Moët & Chandon cellar master Benoît Gouez unveiled the house’s 2006 vintage in London yesterday, after deciding to skip a vintage style from 2005.
Benoit Gouez, Moët & Chandon cellar master, introduces the house’s 2006 vintage
Making its first appearance outside Epernay, Moët’s 2006 vintage is not due to reach the market until May this year, when it is expected to carry an RRP of £42.99
Running through comparisons with the house’s most recent vintages, the “energetic” 2000, the “rich, opulent” 2002, the “upfront, muscular” 2003 and the “more sophisticated, racy, very precise” 2004, Gouez summed up 2006 as “ample, but nevertheless light in the middle and a finish that is not so much about acidity but freshness.”
He recalled Champagne’s growing conditions in 2006, describing them as “up and down all year long,” when wet weather alternated with very warm periods. “It was saved by September,” Gouez remarked, noting that the warm, dry conditions and cool nights helped to halt any botrytis which had developed during August.
Nevertheless, with uneven maturation of the grapes, Gouez cited the importance of a “collective decision” by the Champenois for villages to stagger their harvest start date between 7 and 25 September.
“The weather was good so there was no risk,” he noted, while adding that the drawn out harvest “helped to reach more homogeneity.”
Another factor highlighted by Gouez as helping producers to preserve quality in 2006 was the fact that, at 13,000 kilograms per hectare, “the yield was high enough to sort the grapes a bit; we could afford to lose some.”
Turning to the varietal components of Moët’s ‘06 vintage, Gouez noted the particular quality of Chardonnay in this year. However, while describing it as “ripest, cleanest” and “best in terms of fruitiness and expression,” he added: “It was also the lowest acidity.”
Instead, this element was provided in ‘06 by Pinot Meunier. Although acknowledging the variety’s “lower maturity” and greater incidence of botrytis, Gouez remarked: “The good thing is that it had the acidity we needed.” It was a similar story in the notoriously warm year of 2003, when Moët’s vintage featured as much as 42% Pinot Meunier.

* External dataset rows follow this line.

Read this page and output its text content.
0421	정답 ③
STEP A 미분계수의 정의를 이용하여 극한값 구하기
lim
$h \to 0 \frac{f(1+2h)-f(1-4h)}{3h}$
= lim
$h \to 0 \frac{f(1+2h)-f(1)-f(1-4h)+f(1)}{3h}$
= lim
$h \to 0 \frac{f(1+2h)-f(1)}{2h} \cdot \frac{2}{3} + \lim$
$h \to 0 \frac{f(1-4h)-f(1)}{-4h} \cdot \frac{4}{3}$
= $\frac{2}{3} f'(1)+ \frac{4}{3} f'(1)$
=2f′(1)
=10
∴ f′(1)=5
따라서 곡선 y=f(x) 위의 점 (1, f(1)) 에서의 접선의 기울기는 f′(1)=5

As a result of these factors, the final blend for the ‘06 vintage constitutes 42% Chardonnay, 39% Pinot Noir, whose quality Gouez summed up as “clean, no rot, good ripeness,” and the remaining 19% filled by Pinot Noir.
Moët’s 2006 vintage marks a distinct contrast with the style and components of Champagne Mumm, which launched its own vintage from this year last summer. Here, chef de cave Didier Mariotti introduced a “shy” wine, which stayed true to the house’s Pinot Noir-led style.
Gouez also confirmed that Moët would launch a 2006 rosé, although this will not appear until the end of the year. “It’s just for stock management; there’s no technical reason,” he remarked.
2006 also marks the first year in which the entire Moët range will feature disgorgement dates on its back label, a move which Gouez has been steadily implementing since the
Moët shows the disgorgement date on its 2006 vintage
Despite his shift in recent years when making a vintage expression to “focus much more on the selection of the most interesting wines out of the harvest rather than any recipe or Moët house style,” Gouez defended his decision to skip a vintage in 2005.
“There won’t be any ‘05 at Moët despite it being a great year in Bordeaux and Burgundy – we are in Champagne and it hasn’t been great here,” he remarked.
Expressing frustration at the “prejudice” which sees many customers assume that conditions in Champagne mirror those of France’s other traditional fine wine regions, Gouez cited 2013 as another example of this difference. Despite the challenging growing season experienced last year by many producers in Bordeaux and Burgundy, he predicted: “There will be great 2013 Champagnes.”
However, not all the Champenois share this view, with Jacquart’s chef de cave Florence Eznack telling db recently: “Personally I don’t think 2013 is good enough to be a vintage year.”
Explaining the challenge of ‘05 in Champagne, Gouez said: “It was not a bad year but there was a lot of botrytis – not on the Chardonnay though so you might have some interesting blanc de blancs for ‘05.”
However, he continued, “The styles based on red grapes, from what I have tasted, tend to lack freshness and expression and they will age very fast.”
Despite these concerns from the Moët stable, a number of other respected houses have already released a 2005 vintage, including Louis Roederer’s Cristal and Taittinger Comtes de Champagne, which has been warmly received by merchants.